唐恩或许确实死了。
但也或许,并没有死。
他只是以某种很奇怪的状态存在着,在那片燃烧的红莲火海之中。
灼热滚烫的烈焰炙烤着他,他的身躯在火光照耀下显得有几分虚幻,这很正常,因为现在的他只是一个灵魂。
而非真实存在的人类。
少年面无表情,目光涣散,瞳孔空洞没有焦距,呆呆地盯着眼前的火海,烈焰映照在他黑色的眼瞳中,那刺眼的光芒也未能让他回过神来,唯有在某些特殊的时刻,他的眼睛才会重新闪过理性的灵光,让他整个人看上去都好像活过来一样,不再呆板木讷。
四周,汹涌燃烧的火海之中时不时晃过几个人影,而后是细碎的交谈声。这些人影和声音组成了模糊朦胧的画面,在烈焰中影影绰绰,时不时扭曲,似乎下一秒便会消逝。
唐恩眼中神采的变化,便和这些扭曲模糊的画面有关。
当他看到画面之中,有着和他一样外表的少年用手中长剑指着白发的猫人少女,脸上露出森冷残酷的笑容时,他忽然动了动,抬起头,目光死死地定格在画面上,火焰映照入他的眼瞳,跃动着,折射出点点金红光辉,却不像是映照出来的事物,反倒像是原本就从他眼睛中燃烧起来的火焰。
他眼眸中闪烁异样的光芒,连带着,那原本面无表情的脸也变了神情,变得严肃、坚定、决绝,或许还带着些许执拗。
他沉默着,摇了摇头。
嘴唇微动,似乎开口说了些什么,但却没有发出声音。
画面中,那与他一模一样的少年眼中闪过些许不耐和暴戾,他似乎是冷哼了一声,而后移开了目光,手中长剑也不再指着猫人少女的心脏,这种态度,就好像无可奈何之后的暂时屈服。
唐恩见到这一幕,才缓缓收回了定格在画面上的目光,低下头,神情恢复了漠然。
眼神也是一片空洞,没有焦距。
谁也不知道,这双黑色涣散的眼眸,此刻正在望着什么。
或许,那将是一个永远的秘密。
只要少年无法离开这里,它就是一个永远的秘密。
这片火海、这个世界,宛如囚牢,将他束缚囚禁在了这里,火焰是最醒目的线条,清晰地给他划分出牢笼的界限,在这牢笼之外,现世所发生的一切,都已和他无关。
但是,有的时候,有些事情,也并非那么绝对。
命运是很奇怪的东西。
有些事情,虽然被注定,但也还存在转折。
更不要说是,你的命运,已被截断。
* * *
雁泺城,已有的命运依旧在不断纠缠,产生新的分支。
“呵哈哈哈哈哈!!!”
激烈的战斗始终充斥着心魔少年猖狂肆意的笑声,它在战场上回荡,钻入每个人的心底,一如梦魇,驱之不散。
哪怕是深黯,也被这样的笑声弄得有些烦了。
他实在无法搞清楚心魔的逻辑,他可以理解秩序生命为了所谓秩序而做出来的各种愚蠢举动,但却无法理解同为“混沌”的心魔心中到底在想什么。他的思维如此清晰却也如此混乱,所做的事情如此明确却也如此模糊,对待秩序与混沌的态度如此坚定却也如此反复……这个家伙,简直就是各种扭曲矛盾的性格糅合在一起而形成的怪物。
简单来形容的话,就是理性而疯狂。
在与他的战斗中,深黯也逐渐明白了一件事,那就是,用一般人所理解的概念——无论是名为“唐恩”的少年坚持的秩序也好,亦或是他代表的混沌也好,都无法将其说服。
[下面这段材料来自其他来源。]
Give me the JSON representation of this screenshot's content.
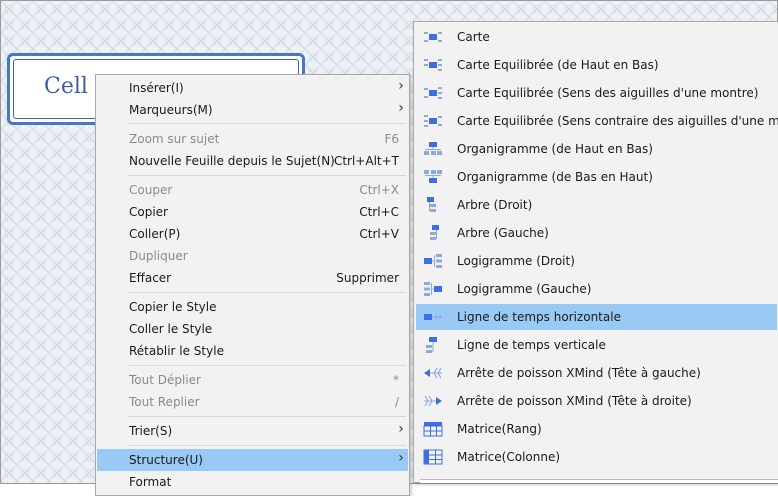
{
  "topic": {
    "text": "Cell"
  },
  "context_menu": {
    "items": [
      {
        "label": "Insérer(I)",
        "shortcut": "",
        "submenu": true,
        "disabled": false
      },
      {
        "label": "Marqueurs(M)",
        "shortcut": "",
        "submenu": true,
        "disabled": false
      },
      {
        "label": "Zoom sur sujet",
        "shortcut": "F6",
        "submenu": false,
        "disabled": true
      },
      {
        "label": "Nouvelle Feuille depuis le Sujet(N)",
        "shortcut": "Ctrl+Alt+T",
        "submenu": false,
        "disabled": false
      },
      {
        "label": "Couper",
        "shortcut": "Ctrl+X",
        "submenu": false,
        "disabled": true
      },
      {
        "label": "Copier",
        "shortcut": "Ctrl+C",
        "submenu": false,
        "disabled": false
      },
      {
        "label": "Coller(P)",
        "shortcut": "Ctrl+V",
        "submenu": false,
        "disabled": false
      },
      {
        "label": "Dupliquer",
        "shortcut": "",
        "submenu": false,
        "disabled": true
      },
      {
        "label": "Effacer",
        "shortcut": "Supprimer",
        "submenu": false,
        "disabled": false
      },
      {
        "label": "Copier le Style",
        "shortcut": "",
        "submenu": false,
        "disabled": false
      },
      {
        "label": "Coller le Style",
        "shortcut": "",
        "submenu": false,
        "disabled": false
      },
      {
        "label": "Rétablir le Style",
        "shortcut": "",
        "submenu": false,
        "disabled": false
      },
      {
        "label": "Tout Déplier",
        "shortcut": "*",
        "submenu": false,
        "disabled": true
      },
      {
        "label": "Tout Replier",
        "shortcut": "/",
        "submenu": false,
        "disabled": true
      },
      {
        "label": "Trier(S)",
        "shortcut": "",
        "submenu": true,
        "disabled": false
      },
      {
        "label": "Structure(U)",
        "shortcut": "",
        "submenu": true,
        "disabled": false,
        "highlighted": true
      },
      {
        "label": "Format",
        "shortcut": "",
        "submenu": false,
        "disabled": false
      }
    ]
  },
  "structure_submenu": {
    "items": [
      {
        "label": "Carte",
        "icon": "map-structure-icon"
      },
      {
        "label": "Carte Equilibrée (de Haut en Bas)",
        "icon": "balanced-map-top-down-icon"
      },
      {
        "label": "Carte Equilibrée (Sens des aiguilles d'une montre)",
        "icon": "balanced-map-clockwise-icon"
      },
      {
        "label": "Carte Equilibrée (Sens contraire des aiguilles d'une montre)",
        "icon": "balanced-map-anticlockwise-icon"
      },
      {
        "label": "Organigramme (de Haut en Bas)",
        "icon": "org-chart-down-icon"
      },
      {
        "label": "Organigramme (de Bas en Haut)",
        "icon": "org-chart-up-icon"
      },
      {
        "label": "Arbre (Droit)",
        "icon": "tree-right-icon"
      },
      {
        "label": "Arbre (Gauche)",
        "icon": "tree-left-icon"
      },
      {
        "label": "Logigramme (Droit)",
        "icon": "logic-chart-right-icon"
      },
      {
        "label": "Logigramme (Gauche)",
        "icon": "logic-chart-left-icon"
      },
      {
        "label": "Ligne de temps horizontale",
        "icon": "timeline-horizontal-icon",
        "highlighted": true
      },
      {
        "label": "Ligne de temps verticale",
        "icon": "timeline-vertical-icon"
      },
      {
        "label": "Arrête de poisson XMind (Tête à gauche)",
        "icon": "fishbone-left-icon"
      },
      {
        "label": "Arrête de poisson XMind (Tête à droite)",
        "icon": "fishbone-right-icon"
      },
      {
        "label": "Matrice(Rang)",
        "icon": "matrix-row-icon"
      },
      {
        "label": "Matrice(Colonne)",
        "icon": "matrix-column-icon"
      }
    ]
  },
  "colors": {
    "highlight": "#99c9f5",
    "icon_blue": "#3d6fe0",
    "topic_border": "#4a77c5"
  }
}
和其接触之后会发生的事情,从始至终都只有一件,那就是战斗,然后死亡。
不是你死,便是他死。
然而,你死了并非结束,因为他还会继续寻找下一个目标;只有他死了,这种看上去毫无意义的战斗与杀戮才会迎来终结。
这和他一开始所说的,一模一样。
单纯只为了杀戮而生的怪物,确实是那人类少年的反面。
一个为信念驱使,保护他人;一个为执念驱使,弑杀他人。
前者的信念有多么纯粹,后者的执念,就有多么深厚。
正因为执念如此深厚,所以,才可以无视一切,只为自己而战。
“啊哈哈哈哈哈!!!”
“来啊!继续战斗啊!!!”
“让我看看啊!”
“你所谓的、混沌的力量啊!!!”
少年狂笑着,不断挥动手中长剑,甩出一道道深红色的剑芒,撕裂虚空,燃烧万物,令整个战场的温度都上升到了极点,就好像置身于火山口,灼热滚烫。
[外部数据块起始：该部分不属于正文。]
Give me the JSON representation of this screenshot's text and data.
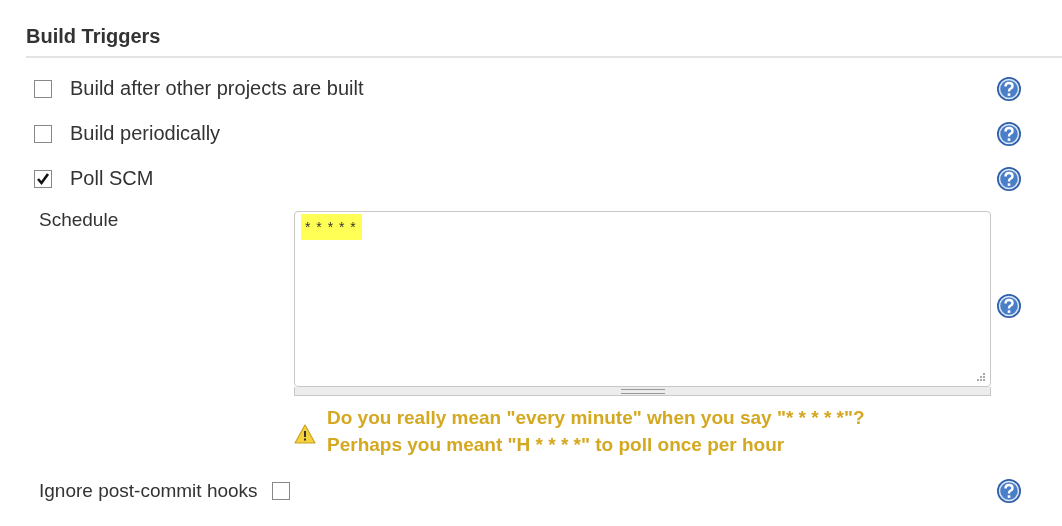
{
  "section": {
    "title": "Build Triggers"
  },
  "triggers": [
    {
      "label": "Build after other projects are built",
      "checked": false
    },
    {
      "label": "Build periodically",
      "checked": false
    },
    {
      "label": "Poll SCM",
      "checked": true
    }
  ],
  "schedule": {
    "label": "Schedule",
    "value": "* * * * *",
    "warning": [
      "Do you really mean \"every minute\" when you say \"* * * * *\"?",
      "Perhaps you meant \"H * * * *\" to poll once per hour"
    ]
  },
  "ignore_hooks": {
    "label": "Ignore post-commit hooks",
    "checked": false
  }
}
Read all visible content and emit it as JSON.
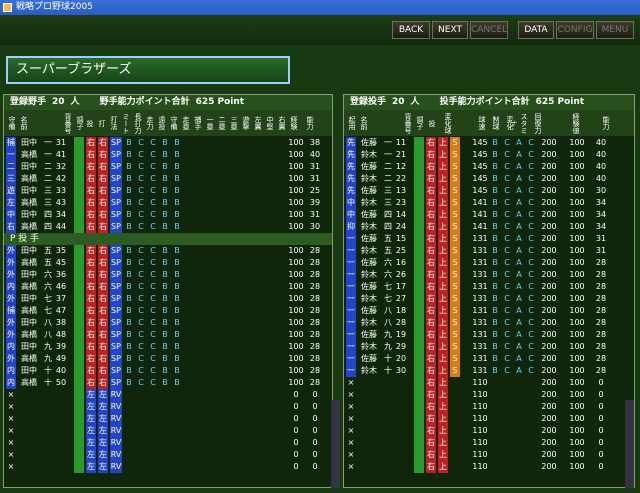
{
  "window": {
    "title": "戦略プロ野球2005"
  },
  "toolbar": {
    "back": "BACK",
    "next": "NEXT",
    "cancel": "CANCEL",
    "data": "DATA",
    "config": "CONFIG",
    "menu": "MENU"
  },
  "team": {
    "name": "スーパーブラザーズ"
  },
  "batters": {
    "count_label": "登録野手",
    "count": "20",
    "unit": "人",
    "points_label": "野手能力ポイント合計",
    "points": "625 Point",
    "headers": [
      "守備",
      "名前",
      "背番号",
      "調子",
      "投",
      "打",
      "打法",
      "ミート",
      "長打力",
      "走力",
      "遠投",
      "守備",
      "走塁",
      "捕手",
      "一塁",
      "二塁",
      "三塁",
      "遊撃",
      "左翼",
      "中堅",
      "右翼",
      "経験",
      "能力"
    ],
    "rows": [
      [
        "捕",
        "田中",
        "一",
        "31",
        "100",
        "38"
      ],
      [
        "一",
        "高橋",
        "一",
        "41",
        "100",
        "40"
      ],
      [
        "二",
        "田中",
        "二",
        "32",
        "100",
        "31"
      ],
      [
        "三",
        "高橋",
        "二",
        "42",
        "100",
        "31"
      ],
      [
        "遊",
        "田中",
        "三",
        "33",
        "100",
        "25"
      ],
      [
        "左",
        "高橋",
        "三",
        "43",
        "100",
        "39"
      ],
      [
        "中",
        "田中",
        "四",
        "34",
        "100",
        "31"
      ],
      [
        "右",
        "高橋",
        "四",
        "44",
        "100",
        "30"
      ]
    ],
    "pitcher_label": "P 投 手",
    "bench": [
      [
        "外",
        "田中",
        "五",
        "35",
        "100",
        "28"
      ],
      [
        "外",
        "高橋",
        "五",
        "45",
        "100",
        "28"
      ],
      [
        "外",
        "田中",
        "六",
        "36",
        "100",
        "28"
      ],
      [
        "内",
        "高橋",
        "六",
        "46",
        "100",
        "28"
      ],
      [
        "外",
        "田中",
        "七",
        "37",
        "100",
        "28"
      ],
      [
        "捕",
        "高橋",
        "七",
        "47",
        "100",
        "28"
      ],
      [
        "外",
        "田中",
        "八",
        "38",
        "100",
        "28"
      ],
      [
        "外",
        "高橋",
        "八",
        "48",
        "100",
        "28"
      ],
      [
        "内",
        "田中",
        "九",
        "39",
        "100",
        "28"
      ],
      [
        "外",
        "高橋",
        "九",
        "49",
        "100",
        "28"
      ],
      [
        "内",
        "田中",
        "十",
        "40",
        "100",
        "28"
      ],
      [
        "内",
        "高橋",
        "十",
        "50",
        "100",
        "28"
      ]
    ],
    "empty": [
      "×",
      "×",
      "×",
      "×",
      "×",
      "×",
      "×"
    ]
  },
  "pitchers": {
    "count_label": "登録投手",
    "count": "20",
    "unit": "人",
    "points_label": "投手能力ポイント合計",
    "points": "625 Point",
    "headers": [
      "起用",
      "名前",
      "背番号",
      "調子",
      "投",
      "変化球",
      "球速",
      "制球",
      "変化",
      "スタミナ",
      "回復力",
      "経験値",
      "能力"
    ],
    "rows": [
      [
        "先",
        "佐藤",
        "一",
        "11",
        "145",
        "200",
        "100",
        "40"
      ],
      [
        "先",
        "鈴木",
        "一",
        "21",
        "145",
        "200",
        "100",
        "40"
      ],
      [
        "先",
        "佐藤",
        "二",
        "12",
        "145",
        "200",
        "100",
        "40"
      ],
      [
        "先",
        "鈴木",
        "二",
        "22",
        "145",
        "200",
        "100",
        "40"
      ],
      [
        "先",
        "佐藤",
        "三",
        "13",
        "145",
        "200",
        "100",
        "30"
      ],
      [
        "中",
        "鈴木",
        "三",
        "23",
        "141",
        "200",
        "100",
        "34"
      ],
      [
        "中",
        "佐藤",
        "四",
        "14",
        "141",
        "200",
        "100",
        "34"
      ],
      [
        "抑",
        "鈴木",
        "四",
        "24",
        "141",
        "200",
        "100",
        "34"
      ],
      [
        "一",
        "佐藤",
        "五",
        "15",
        "131",
        "200",
        "100",
        "31"
      ],
      [
        "一",
        "鈴木",
        "五",
        "25",
        "131",
        "200",
        "100",
        "31"
      ],
      [
        "一",
        "佐藤",
        "六",
        "16",
        "131",
        "200",
        "100",
        "28"
      ],
      [
        "一",
        "鈴木",
        "六",
        "26",
        "131",
        "200",
        "100",
        "28"
      ],
      [
        "一",
        "佐藤",
        "七",
        "17",
        "131",
        "200",
        "100",
        "28"
      ],
      [
        "一",
        "鈴木",
        "七",
        "27",
        "131",
        "200",
        "100",
        "28"
      ],
      [
        "一",
        "佐藤",
        "八",
        "18",
        "131",
        "200",
        "100",
        "28"
      ],
      [
        "一",
        "鈴木",
        "八",
        "28",
        "131",
        "200",
        "100",
        "28"
      ],
      [
        "一",
        "佐藤",
        "九",
        "19",
        "131",
        "200",
        "100",
        "28"
      ],
      [
        "一",
        "鈴木",
        "九",
        "29",
        "131",
        "200",
        "100",
        "28"
      ],
      [
        "一",
        "佐藤",
        "十",
        "20",
        "131",
        "200",
        "100",
        "28"
      ],
      [
        "一",
        "鈴木",
        "十",
        "30",
        "131",
        "200",
        "100",
        "28"
      ]
    ],
    "empty_speed": "110",
    "empty_stamina": "200",
    "empty_exp": "100",
    "empty_rows": [
      "×",
      "×",
      "×",
      "×",
      "×",
      "×",
      "×",
      "×"
    ]
  }
}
深黯面无表情,身形接连闪烁,躲开了几道剑芒,却还是被其中一道击中了肩膀,留下一道狭长的伤痕。伤口发出“嗤嗤”的声音,似乎被点燃,却又在一瞬间被黑暗扑灭,只留下一片无法愈合的焦黑。
极致的执念,极致的烈焰。
藏在灰袍之下,枯槁的手指轻弹,顿时,无数黑暗涌动着自灰袍下扑出,如同一只只饥饿的猛兽扑向少年。后者却没有与深黯一样纵身闪躲,而是迎着黑暗的冲击,直直地撞了上来。有一部分黑暗在还未接触到他的时候便被他身上包裹的烈焰焚烧为灰烬,但更多的黑暗却在之后涌了上去,将他的身躯整个淹没。
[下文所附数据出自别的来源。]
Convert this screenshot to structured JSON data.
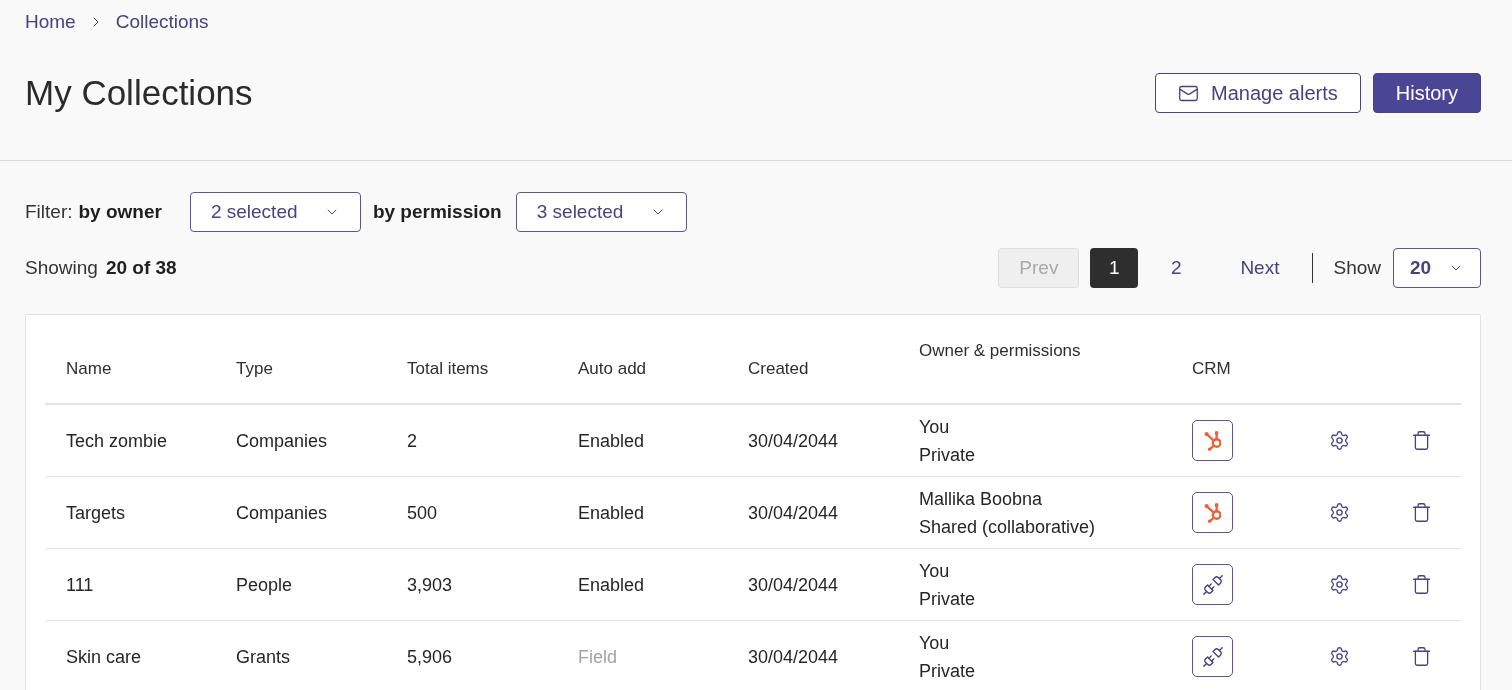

浓稠翻涌的黑暗之海中,少年逆流而上,宛如一颗深红色的流星朝着深黯飞来。他的身躯不断被黑暗侵蚀,身上的伤口中流淌出来的鲜血逐渐带上了些许污秽的黑色,但他却完全没有在意,只是始终把目光定在了深黯身上,那目光像是猛兽在看着猎物,竟让深黯也产生了一种不寒而栗的感觉。心魔少年本可以避开他的攻击的,但他没有,因为那样会使他进攻的节奏被打断,他宁可让身躯被黑暗侵蚀,也不愿让自己的进攻出现一分半秒的停滞。
这种举措疯狂无比,哪怕再冷酷对自己再狠的人也不敢轻易做出来,但少年却这么做了,因为他不是人,而是心魔。事实上,现在他身上绝大部分的伤势,都是因为这种悍不畏死的战斗方式而造成的。
当然,对于深黯,也是一样。
凭着这种可以说是自残的方式,少年在转瞬之间突破了黑暗之海的封锁,一跃而出,狂笑一声后,身形朝着高空飞去,又在即将触碰到黑红二色天幕的最高点突然顿住,下一秒便急速坠落,宛如流星,来势汹汹,拖曳出一道长长的绚烂轨迹。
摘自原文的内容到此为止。